I parked in the front parking lot and went in through the front doors. Hoping to get directions, I entered the front office a short distance away. The desk inside was unoccupied except for an orange cat curled up on one of the stacks of paper. The cat raised its head to look at me, then jumped behind the desk, causing papers to spray wildly in my direction. It scurried over to a door at the back of the office, sat down, and meowed several times until the door opened and a red-haired woman in a purple t-shirt came out. "All right, all right," she said, sounding exasperated.

I picked up the rogue papers and set them back on the counter.

"Thank you for picking those up," she said after coming up to the desk. "Tigger just can't stop making messes. How can I help you?"

I told her my name, and she handed me a schedule and a map of the school that had been contained in the documents Tigger had displaced.

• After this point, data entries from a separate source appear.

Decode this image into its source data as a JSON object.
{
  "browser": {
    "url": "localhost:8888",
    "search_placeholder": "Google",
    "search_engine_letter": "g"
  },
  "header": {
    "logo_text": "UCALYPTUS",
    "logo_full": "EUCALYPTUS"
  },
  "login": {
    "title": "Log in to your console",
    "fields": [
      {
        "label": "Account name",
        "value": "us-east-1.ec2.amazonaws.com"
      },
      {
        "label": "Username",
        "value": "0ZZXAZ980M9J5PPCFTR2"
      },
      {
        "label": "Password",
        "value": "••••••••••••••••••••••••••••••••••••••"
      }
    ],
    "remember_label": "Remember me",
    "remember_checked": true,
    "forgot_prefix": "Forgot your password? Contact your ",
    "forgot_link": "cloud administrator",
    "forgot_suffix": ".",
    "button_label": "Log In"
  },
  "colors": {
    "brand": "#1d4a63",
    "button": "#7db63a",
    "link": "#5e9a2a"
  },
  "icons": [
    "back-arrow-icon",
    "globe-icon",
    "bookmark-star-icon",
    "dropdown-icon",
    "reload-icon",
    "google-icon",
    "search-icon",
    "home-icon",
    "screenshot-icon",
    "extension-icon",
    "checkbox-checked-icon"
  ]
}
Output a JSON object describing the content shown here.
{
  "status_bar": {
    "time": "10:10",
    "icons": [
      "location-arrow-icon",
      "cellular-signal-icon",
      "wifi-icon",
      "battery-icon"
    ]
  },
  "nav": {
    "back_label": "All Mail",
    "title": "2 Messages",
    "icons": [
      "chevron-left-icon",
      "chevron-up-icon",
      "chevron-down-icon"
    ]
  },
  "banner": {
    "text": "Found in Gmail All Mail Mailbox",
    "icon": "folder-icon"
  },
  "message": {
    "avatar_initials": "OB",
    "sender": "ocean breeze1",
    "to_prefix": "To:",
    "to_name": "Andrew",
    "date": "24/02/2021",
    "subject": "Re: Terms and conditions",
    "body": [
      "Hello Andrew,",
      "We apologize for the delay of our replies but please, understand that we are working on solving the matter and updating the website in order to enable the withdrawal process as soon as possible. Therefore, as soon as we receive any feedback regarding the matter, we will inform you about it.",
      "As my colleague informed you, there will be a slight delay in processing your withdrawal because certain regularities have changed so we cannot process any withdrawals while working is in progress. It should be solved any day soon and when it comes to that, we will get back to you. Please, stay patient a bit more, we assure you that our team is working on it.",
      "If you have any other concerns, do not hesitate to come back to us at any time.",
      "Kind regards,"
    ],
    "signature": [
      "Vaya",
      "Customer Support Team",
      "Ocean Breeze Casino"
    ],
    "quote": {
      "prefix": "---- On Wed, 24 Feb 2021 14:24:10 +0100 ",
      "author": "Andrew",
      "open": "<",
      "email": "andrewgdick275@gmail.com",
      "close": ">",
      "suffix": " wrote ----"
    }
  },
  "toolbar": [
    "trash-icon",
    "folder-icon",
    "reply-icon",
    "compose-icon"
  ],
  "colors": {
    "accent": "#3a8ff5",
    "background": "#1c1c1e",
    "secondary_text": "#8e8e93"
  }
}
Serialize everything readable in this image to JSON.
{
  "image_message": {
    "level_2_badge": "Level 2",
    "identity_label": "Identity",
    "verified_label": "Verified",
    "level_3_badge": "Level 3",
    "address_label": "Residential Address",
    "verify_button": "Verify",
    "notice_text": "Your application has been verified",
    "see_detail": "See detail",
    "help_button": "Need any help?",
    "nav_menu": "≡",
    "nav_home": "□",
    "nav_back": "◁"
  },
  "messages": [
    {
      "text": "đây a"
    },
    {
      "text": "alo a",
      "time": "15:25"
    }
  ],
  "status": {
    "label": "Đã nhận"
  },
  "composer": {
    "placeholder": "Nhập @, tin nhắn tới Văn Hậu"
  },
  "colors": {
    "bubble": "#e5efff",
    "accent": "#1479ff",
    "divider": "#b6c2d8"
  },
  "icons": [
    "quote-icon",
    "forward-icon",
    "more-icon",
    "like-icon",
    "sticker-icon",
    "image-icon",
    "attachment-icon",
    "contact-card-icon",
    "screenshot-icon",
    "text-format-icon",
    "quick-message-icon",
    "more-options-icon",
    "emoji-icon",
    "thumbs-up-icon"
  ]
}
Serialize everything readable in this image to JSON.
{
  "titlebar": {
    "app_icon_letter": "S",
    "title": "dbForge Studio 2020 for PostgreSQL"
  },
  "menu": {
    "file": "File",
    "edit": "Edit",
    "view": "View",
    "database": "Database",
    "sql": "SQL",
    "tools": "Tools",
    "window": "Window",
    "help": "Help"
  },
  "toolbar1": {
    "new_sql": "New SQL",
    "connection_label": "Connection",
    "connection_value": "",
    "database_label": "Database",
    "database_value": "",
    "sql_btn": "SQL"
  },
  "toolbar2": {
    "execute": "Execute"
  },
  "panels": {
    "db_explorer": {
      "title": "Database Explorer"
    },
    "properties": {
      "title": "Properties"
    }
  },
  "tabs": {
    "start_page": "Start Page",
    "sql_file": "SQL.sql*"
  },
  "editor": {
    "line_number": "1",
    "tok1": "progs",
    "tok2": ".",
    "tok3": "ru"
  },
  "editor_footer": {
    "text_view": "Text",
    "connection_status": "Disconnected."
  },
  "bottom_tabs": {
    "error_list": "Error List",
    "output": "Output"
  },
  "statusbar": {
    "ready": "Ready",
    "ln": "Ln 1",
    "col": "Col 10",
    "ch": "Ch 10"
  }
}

"Is Tigger supposed to be here?" I asked.  
"Oh, of course! We hired him just last week."  
"Hired him to do what, exactly, if you don't mind my asking?"  
"We've got a mouse problem."  
"I see."  
"No, you don't. These aren't just any mice. They're jumped-up mutant mice that walk on the ceiling and eat everything. And I mean _everything_. We've lost several computers to them."  
"Uh..."  
"Anyway, I hope you like it in Forks."  
" _I_ hope I don't get eaten by these alleged mice."  
"I'm sure you'll be fine."

I followed the map to my first class while picking off the occasional orange hair. Soon I would have the routes memorized, but for now I had to carry the map everywhere.

Mr. Mason, the English teacher, was a short man with a hairy forehead. He was partway through explaining the class expectations when a mouse materialized on the ceiling. It was a hideous shade of pink, and its squeaks were a mockery of sound. Hardly anyone reacted to it at all, even when it started chewing a hole in one of the ceiling tiles and causing beige debris to rain down on somebody's desk.

The rest of the morning passed without incident, though everyone seemed to be talking about the mouse. Not only did word spread quickly in a school with only three hundred and fifty-seven students (not counting me), but the classes shared several. I didn't give it much thought. It was too unreal.

Jessica, who sat next to me in both trigonometry and Spanish, decided for some reason that we should go to the cafeteria together. I don't like cafeterias, but I probably couldn't afford to turn this down.

"Did you hear about the mouse?" she said. "I heard it was pink."  
"You mean the one in Mr. Mason's class?"  
"Yeah. I heard it was, like, the size of a horse and it ate Mr. Mason and barfed glitter everywhere."  
"No, it was about mouse-sized, and —"  
"You were _there_?! Like, wow, that's totally awesome!"  
"— and all it did was eat a hole in the ceiling."  
"Jeez, you look like you don't even care... what's your name again?"  
I told her.  
"Oh, yeah. Are you, like, new here?"  
"Yes. I just moved here yesterday."  
"Wow, you're new in Forks, too. Do you like it?"  
"Sure, it's all right. It's wet."  
"It totally is."

By the time we entered the cafeteria, I had stopped responding to Jessica's comments beyond insubstantial affirmations. I tried to keep up with her, but I felt like I was drowning in a flood of words. It was sort of like when Charlie tried to explain calculus to me and I wouldn't understand why the x-velocity was equal to the negative angular velocity times y or whatever it was. It wasn't that I was bad at math so much as that Charlie was bad at explanations.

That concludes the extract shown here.